In the United States, anyone who drives must pass a written test and a road test. The written test is based on laws that are clearly defined in each state's driver manual. Noise ordinances focus on citizens' rights, health, and quality of life. Driving regulations focus on safety. Curious to know which states prohibit non-emergency horn honking, we read the official driver manuals for all fifty states and the District of Columbia and learned the following:
41% of driver manuals explicitly limit horn use to warning of danger
43% of driver manuals list acceptable and unacceptable forms of horn use
15% of driver manuals do not mention horn use in the context of acceptable and unacceptable usage
In 41% of manuals, the horn is designated as a safety device. In 84% of manuals, non-emergency horn use is cited as a potential cause of serious accidents due to startling or confusing drivers, pedestrians, cyclists, and animals. Many of the manuals that don't explicitly forbid non-emergency horn use still place non-emergency horn use in the context of aggression and road rage.

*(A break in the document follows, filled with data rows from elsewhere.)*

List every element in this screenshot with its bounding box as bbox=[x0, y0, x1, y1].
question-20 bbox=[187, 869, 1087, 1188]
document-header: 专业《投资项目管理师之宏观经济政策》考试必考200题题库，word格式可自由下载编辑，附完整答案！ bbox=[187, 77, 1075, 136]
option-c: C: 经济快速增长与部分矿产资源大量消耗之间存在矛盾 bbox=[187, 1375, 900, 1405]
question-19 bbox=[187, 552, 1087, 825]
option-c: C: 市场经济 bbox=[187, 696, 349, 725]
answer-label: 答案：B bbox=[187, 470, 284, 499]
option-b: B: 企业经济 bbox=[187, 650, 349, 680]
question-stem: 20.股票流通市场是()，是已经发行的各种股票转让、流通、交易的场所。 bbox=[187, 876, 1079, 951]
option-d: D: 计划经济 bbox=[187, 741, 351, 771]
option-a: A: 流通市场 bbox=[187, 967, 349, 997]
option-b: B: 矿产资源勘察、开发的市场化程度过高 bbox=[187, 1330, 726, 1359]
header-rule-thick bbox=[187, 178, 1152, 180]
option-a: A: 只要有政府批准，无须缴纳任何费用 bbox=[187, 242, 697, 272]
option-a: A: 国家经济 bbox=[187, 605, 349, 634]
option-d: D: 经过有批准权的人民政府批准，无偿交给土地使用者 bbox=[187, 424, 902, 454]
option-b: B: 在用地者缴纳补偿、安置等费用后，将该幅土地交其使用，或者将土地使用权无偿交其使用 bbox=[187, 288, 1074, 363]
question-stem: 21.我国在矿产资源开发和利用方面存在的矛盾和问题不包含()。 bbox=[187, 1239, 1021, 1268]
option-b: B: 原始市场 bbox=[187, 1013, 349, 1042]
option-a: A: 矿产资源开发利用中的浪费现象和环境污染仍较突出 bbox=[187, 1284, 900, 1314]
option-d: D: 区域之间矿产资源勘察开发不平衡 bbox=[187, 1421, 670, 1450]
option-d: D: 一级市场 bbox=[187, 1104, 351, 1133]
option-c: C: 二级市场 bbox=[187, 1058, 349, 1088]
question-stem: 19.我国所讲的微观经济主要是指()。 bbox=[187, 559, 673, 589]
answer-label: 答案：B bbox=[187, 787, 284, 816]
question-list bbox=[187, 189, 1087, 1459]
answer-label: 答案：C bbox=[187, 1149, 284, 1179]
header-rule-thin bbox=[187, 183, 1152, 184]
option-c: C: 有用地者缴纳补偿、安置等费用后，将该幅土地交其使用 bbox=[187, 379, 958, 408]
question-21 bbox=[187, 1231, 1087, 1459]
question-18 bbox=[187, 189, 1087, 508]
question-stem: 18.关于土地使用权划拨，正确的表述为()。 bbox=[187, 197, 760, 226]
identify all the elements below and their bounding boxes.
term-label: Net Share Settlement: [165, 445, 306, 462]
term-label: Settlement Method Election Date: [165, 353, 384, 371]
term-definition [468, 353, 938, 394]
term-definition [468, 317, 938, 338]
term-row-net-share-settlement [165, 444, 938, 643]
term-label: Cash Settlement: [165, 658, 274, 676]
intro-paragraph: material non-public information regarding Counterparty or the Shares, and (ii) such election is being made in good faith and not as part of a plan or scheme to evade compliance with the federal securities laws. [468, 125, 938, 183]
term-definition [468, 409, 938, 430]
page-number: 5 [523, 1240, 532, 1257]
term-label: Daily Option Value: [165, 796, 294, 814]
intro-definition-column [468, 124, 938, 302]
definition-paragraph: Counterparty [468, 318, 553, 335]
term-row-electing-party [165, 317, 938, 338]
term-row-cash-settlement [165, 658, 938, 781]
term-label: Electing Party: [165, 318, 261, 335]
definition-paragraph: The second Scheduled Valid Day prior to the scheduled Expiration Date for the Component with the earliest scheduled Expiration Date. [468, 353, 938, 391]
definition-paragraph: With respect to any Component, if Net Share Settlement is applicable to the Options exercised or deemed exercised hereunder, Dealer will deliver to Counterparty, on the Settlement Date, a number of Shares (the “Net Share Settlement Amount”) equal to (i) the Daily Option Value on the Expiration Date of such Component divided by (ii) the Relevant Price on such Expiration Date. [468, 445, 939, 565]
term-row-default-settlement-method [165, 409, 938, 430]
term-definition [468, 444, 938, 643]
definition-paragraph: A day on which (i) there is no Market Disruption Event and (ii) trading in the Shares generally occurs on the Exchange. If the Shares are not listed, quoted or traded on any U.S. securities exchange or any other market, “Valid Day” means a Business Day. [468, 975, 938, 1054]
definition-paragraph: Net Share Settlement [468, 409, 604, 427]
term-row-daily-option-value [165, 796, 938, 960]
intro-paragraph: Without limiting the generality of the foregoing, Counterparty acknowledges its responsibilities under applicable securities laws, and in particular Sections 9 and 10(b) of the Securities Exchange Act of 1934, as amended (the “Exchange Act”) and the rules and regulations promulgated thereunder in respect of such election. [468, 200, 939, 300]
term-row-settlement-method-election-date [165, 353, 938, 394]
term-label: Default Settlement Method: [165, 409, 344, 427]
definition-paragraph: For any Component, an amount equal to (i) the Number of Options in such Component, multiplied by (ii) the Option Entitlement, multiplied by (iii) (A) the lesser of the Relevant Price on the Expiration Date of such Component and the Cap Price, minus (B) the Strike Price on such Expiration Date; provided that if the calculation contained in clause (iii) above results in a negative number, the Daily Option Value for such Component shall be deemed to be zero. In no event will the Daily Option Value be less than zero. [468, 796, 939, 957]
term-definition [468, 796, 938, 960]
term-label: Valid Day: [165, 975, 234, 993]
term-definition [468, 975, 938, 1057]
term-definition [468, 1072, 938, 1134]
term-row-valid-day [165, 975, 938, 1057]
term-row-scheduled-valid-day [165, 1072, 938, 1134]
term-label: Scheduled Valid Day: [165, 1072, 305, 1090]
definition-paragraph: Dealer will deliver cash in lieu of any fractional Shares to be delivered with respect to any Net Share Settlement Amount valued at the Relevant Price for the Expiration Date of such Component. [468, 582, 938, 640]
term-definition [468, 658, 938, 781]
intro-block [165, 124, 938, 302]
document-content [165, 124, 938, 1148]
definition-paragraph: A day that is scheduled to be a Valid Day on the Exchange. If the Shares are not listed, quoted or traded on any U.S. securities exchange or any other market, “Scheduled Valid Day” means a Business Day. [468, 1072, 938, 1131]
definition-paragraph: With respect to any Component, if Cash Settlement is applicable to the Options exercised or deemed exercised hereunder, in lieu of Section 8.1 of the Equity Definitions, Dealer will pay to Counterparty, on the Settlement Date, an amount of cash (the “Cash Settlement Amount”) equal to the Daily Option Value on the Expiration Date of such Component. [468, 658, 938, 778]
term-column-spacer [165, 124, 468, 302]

More than 80% of states' driving laws define the horn as a warning device whose misuse is inappropriate and capable of causing accidents. It is difficult to understand why engineers would use a warning device to indicate whether a car is locked and armed, a non-emergency situation if ever there was one. It is unfathomable that automakers would do so when quieter security indicators have always been available, and when they spent years and billions of dollars trying to make cars quieter.